Plaintiff states in his complaint that his "past complaints concerning other issues have been unanswered." (Complaint, p. 4). True, if prison officials fail to respond to grievances, then no administrative remedies are available to exhaust. Lewis v. Washington, 300 F.3d 829, 833 (7th Cir. 2002)(administrative remedies are exhausted if prison officials fail to respond to grievances). However, failure to respond to grievances about other issues would not relieve Plaintiff from his obligation to attempt to follow the grievance procedures on this issue. Accordingly, even if Plaintiff did state a federal claim, his case would be dismissed, without prejudice, for failure to exhaust administrative remedies.


1) The merit review scheduled for February 8, 2012, is cancelled. The clerk is directed to notify the Jail of the cancellation.

2) Plaintiff's motion to file an amended complaint is granted (d/e 4). Plaintiff's amended complaint is dismissed for failure to state a federal claim pursuant to 28 U.S.C. § 1915A. This case is closed.

3) This dismissal shall count as one of the plaintiff's three allotted "strikes" pursuant to 28 U.S.C. Section 1915(g).*fn2 The Clerk of the Court is directed to record Plaintiff's strike in the three-strike log.

3) Plaintiff must still pay the full docketing fee of $350 even though his case has been dismissed. The agency having custody of Plaintiff shall continue to make monthly payments to the Clerk of Court, as directed in the Court's order of January 25, 2012.
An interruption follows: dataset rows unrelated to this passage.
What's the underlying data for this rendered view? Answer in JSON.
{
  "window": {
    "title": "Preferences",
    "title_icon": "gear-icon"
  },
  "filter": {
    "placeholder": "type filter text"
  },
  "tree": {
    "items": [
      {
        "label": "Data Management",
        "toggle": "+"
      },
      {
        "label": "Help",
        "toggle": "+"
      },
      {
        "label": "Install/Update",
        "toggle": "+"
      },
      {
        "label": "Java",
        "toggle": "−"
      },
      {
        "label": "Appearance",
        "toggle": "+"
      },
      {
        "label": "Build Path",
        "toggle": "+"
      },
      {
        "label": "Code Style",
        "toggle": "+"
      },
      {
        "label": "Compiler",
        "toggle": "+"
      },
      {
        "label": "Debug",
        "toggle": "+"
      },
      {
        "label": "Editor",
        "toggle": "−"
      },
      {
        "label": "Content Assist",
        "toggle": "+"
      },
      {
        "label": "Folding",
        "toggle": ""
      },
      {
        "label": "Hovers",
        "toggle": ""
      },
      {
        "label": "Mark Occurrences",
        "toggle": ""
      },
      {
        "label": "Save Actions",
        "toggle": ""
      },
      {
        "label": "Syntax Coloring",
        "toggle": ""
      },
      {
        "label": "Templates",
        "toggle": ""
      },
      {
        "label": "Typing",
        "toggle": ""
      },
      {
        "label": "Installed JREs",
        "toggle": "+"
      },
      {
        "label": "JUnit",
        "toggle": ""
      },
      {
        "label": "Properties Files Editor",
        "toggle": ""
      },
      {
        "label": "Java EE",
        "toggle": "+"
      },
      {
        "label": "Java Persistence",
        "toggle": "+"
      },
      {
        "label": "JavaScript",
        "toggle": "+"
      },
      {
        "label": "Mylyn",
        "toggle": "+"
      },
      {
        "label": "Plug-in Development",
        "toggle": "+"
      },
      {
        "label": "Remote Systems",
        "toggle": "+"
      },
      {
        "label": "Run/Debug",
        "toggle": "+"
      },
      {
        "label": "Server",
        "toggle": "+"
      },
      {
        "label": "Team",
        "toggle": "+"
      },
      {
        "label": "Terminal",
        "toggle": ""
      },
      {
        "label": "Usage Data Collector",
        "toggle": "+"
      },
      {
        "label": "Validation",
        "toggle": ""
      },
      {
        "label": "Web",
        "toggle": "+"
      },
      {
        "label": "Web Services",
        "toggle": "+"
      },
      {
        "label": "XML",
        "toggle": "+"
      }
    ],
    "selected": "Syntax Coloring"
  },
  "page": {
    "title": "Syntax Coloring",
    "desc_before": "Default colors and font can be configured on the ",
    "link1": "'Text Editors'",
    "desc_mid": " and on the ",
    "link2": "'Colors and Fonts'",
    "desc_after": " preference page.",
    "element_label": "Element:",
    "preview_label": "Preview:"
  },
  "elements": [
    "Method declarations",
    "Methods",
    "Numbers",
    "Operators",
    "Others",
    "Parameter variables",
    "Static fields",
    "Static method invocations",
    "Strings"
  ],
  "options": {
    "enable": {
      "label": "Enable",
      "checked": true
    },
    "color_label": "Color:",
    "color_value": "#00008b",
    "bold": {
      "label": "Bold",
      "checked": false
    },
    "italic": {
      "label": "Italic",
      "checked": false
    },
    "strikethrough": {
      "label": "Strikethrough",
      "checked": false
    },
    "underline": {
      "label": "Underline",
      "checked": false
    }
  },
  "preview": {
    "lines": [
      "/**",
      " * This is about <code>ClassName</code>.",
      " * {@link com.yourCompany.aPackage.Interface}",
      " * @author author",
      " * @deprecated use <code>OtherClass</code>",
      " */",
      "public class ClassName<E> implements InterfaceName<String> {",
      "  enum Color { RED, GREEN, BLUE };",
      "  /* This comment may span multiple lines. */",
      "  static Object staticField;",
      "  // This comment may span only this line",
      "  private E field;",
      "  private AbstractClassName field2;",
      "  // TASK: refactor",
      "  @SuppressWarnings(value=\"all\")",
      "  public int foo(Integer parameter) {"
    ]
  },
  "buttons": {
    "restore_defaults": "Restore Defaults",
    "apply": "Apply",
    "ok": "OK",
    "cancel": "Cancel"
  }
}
4) If Plaintiff wishes to appeal this dismissal, he must file a notice of appeal with this Court within 30 days of the entry of judgment. Fed. R. App. P. 4(a). A motion for leave to appeal in forma pauperis should set forth the issues Plaintiff plans to present on appeal. See Fed. R. App. P. 24(a)(1)(C). If Plaintiff does choose to appeal, he will be liable for the $455 appellate filing fee irrespective of the outcome of the appeal. Plaintiff may also be assessed a "strike" by the Court of Appeals if his appeal is dismissed for one of the reasons stated in § 1915(g).